Studente minorenne sorpreso con e-cig di contrabbando: sequestro e multa da 36mila euro

Operazione di guardia di finanza e carabinieri a Castelfranco Veneto. I prodotti acquistati sui social network per poi essere rivenduti a scuola

Nei giorni della riapertura delle scuole e della ripresa delle attività dopo la pausa estiva, Guardia di Finanza e Carabinieri hanno intensificato i controlli nei pressi degli istituti scolastici della provincia di Treviso, con l’obiettivo di garantire sicurezza e prevenire situazioni di illegalità. Nel corso di questi servizi, i militari della Compagnia di Castelfranco Veneto, con il supporto dell’unità cinofila e in collaborazione con i Carabinieri della locale Compagnia, hanno sequestrato 72 confezioni di sigarette elettroniche e cartucce di ricarica, pari a 7 chili di prodotti illegali.

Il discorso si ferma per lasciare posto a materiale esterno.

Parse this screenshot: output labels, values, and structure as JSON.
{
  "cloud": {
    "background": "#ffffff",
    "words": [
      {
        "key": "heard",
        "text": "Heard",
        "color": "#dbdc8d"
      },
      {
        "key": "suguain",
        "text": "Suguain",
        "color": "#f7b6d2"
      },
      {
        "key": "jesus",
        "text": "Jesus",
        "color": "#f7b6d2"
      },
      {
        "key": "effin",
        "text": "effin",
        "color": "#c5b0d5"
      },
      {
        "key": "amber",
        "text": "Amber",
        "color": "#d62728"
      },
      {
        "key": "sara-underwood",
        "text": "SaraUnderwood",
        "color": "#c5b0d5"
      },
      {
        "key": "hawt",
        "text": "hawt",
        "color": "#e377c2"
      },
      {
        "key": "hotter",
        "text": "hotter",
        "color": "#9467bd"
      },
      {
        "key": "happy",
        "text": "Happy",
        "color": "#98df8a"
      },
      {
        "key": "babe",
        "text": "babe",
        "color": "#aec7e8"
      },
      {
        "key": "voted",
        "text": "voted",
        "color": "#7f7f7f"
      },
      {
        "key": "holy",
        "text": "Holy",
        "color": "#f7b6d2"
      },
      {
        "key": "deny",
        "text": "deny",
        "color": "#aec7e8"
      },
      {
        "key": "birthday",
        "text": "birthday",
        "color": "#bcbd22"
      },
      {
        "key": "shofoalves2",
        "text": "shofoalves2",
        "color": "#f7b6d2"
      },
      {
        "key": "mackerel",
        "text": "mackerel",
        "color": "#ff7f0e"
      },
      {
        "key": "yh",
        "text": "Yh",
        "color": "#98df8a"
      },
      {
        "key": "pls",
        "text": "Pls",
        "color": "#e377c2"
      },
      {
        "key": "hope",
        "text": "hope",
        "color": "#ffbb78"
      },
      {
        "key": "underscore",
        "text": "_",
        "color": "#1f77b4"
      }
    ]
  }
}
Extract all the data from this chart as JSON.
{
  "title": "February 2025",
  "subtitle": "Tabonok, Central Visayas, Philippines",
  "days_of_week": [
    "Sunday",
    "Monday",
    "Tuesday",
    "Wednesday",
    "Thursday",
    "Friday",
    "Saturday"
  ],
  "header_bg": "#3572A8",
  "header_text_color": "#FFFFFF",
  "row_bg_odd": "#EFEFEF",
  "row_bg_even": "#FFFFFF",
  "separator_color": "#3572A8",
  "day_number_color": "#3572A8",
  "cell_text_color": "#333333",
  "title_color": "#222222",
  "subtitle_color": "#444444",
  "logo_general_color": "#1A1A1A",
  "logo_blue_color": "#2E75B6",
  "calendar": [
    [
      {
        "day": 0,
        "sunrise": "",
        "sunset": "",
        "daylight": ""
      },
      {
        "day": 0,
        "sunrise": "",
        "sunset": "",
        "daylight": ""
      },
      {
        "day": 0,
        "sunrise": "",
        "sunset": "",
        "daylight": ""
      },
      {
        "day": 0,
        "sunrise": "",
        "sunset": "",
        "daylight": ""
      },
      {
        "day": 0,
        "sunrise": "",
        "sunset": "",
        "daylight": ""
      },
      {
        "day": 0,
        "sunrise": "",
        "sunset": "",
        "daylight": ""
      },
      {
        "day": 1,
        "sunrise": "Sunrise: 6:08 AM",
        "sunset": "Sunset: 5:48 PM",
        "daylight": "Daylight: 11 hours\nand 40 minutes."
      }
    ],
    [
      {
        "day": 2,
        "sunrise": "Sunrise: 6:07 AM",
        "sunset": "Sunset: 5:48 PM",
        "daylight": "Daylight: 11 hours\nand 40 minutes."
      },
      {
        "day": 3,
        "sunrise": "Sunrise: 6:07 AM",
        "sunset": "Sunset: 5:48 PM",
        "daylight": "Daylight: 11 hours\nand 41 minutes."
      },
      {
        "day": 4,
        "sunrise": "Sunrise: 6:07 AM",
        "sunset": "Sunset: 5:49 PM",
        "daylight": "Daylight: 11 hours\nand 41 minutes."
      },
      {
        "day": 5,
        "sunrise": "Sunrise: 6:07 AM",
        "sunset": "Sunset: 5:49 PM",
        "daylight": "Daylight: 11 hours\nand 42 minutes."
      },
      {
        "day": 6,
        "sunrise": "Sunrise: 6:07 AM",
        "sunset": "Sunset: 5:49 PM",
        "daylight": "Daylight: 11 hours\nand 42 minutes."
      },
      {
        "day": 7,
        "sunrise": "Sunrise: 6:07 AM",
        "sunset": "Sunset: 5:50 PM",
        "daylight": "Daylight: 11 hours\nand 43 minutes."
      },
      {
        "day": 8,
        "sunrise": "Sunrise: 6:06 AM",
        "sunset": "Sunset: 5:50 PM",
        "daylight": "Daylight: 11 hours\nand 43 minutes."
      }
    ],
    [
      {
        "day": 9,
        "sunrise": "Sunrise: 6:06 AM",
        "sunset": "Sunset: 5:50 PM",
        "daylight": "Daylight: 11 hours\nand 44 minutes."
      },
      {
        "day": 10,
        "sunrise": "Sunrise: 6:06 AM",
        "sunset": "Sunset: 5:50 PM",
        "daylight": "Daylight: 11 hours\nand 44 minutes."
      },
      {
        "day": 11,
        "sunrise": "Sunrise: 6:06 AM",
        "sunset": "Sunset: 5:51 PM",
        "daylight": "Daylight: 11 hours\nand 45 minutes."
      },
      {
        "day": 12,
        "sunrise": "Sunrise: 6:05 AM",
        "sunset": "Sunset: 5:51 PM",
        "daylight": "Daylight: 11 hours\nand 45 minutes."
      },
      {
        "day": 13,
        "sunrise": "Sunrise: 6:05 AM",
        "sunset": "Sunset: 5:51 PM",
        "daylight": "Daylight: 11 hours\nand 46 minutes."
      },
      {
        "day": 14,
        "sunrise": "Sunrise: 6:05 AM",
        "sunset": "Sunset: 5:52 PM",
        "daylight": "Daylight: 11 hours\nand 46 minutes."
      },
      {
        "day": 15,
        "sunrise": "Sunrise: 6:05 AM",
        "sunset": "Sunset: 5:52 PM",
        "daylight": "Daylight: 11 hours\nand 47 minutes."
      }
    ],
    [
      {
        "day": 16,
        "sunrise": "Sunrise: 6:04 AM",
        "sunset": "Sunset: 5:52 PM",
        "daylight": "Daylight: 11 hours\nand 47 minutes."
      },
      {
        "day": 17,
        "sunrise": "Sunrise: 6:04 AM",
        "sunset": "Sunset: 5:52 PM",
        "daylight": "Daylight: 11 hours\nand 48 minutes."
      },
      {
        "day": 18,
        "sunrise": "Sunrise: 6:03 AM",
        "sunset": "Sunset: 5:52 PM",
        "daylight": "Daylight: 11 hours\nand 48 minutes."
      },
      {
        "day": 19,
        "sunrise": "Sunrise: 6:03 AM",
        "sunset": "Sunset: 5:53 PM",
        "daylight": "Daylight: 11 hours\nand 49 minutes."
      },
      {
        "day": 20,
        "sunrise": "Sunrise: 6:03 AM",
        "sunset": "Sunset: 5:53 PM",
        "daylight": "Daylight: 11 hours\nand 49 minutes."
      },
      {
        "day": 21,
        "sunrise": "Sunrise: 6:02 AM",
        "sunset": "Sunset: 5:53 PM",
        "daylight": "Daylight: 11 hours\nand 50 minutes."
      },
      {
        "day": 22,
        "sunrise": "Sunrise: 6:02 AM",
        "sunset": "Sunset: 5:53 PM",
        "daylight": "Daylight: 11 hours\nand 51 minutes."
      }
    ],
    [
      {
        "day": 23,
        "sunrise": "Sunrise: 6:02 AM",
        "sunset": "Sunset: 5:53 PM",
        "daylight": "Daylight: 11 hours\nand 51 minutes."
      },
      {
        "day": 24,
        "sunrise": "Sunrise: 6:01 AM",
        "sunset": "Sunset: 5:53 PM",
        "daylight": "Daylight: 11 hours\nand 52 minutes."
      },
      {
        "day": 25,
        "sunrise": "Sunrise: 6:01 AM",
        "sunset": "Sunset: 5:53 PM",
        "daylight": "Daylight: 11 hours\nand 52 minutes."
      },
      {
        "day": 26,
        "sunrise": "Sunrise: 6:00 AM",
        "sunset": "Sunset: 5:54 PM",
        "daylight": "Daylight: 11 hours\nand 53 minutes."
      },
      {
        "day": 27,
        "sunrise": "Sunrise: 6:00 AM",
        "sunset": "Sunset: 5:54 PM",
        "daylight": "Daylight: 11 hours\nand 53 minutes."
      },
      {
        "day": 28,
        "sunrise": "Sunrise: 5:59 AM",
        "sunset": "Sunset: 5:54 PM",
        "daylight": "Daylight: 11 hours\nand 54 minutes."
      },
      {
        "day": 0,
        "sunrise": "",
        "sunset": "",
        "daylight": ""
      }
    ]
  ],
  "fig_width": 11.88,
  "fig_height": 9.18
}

Le ricariche, tutte contenenti nicotina, erano contenute nello zaino di uno studente di scuola superiore che le deteneva per rivenderle ai compagni, molti dei quali minorenni. Un’attività in evidente contrasto con la normativa nazionale, sia con i divieti di commercializzazione a persone con meno di diciotto anni ma soprattutto con il divieto di acquisto online e di diffusione di prodotti senza contrassegno fiscale. Le indagini hanno permesso di ricostruire la provenienza dei prodotti, acquistati da una società cinese attiva sui principali social network nella vendita di articoli da fumo. Le confezioni erano prive sia del contrassegno fiscale che di etichette in lingua italiana, introdotte in Italia in violazione delle norme doganali, configurandosi quindi come merce di contrabbando.
Allo studente sorpreso con lo zaino carico di ricariche è stata contestata una sanzione superiore a 36 mila euro. Trattandosi di un minorenne, della somma dovranno rispondere anche i genitori. La Guardia di Finanza ha inoltre coinvolto l’Agenzia delle Dogane e dei Monopoli per disporre l’oscuramento della piattaforma di e-commerce cinese da cui proveniva la merce e per avviare analisi sulle sostanze contenute nelle ricariche, potenzialmente dannose per la salute dei consumatori.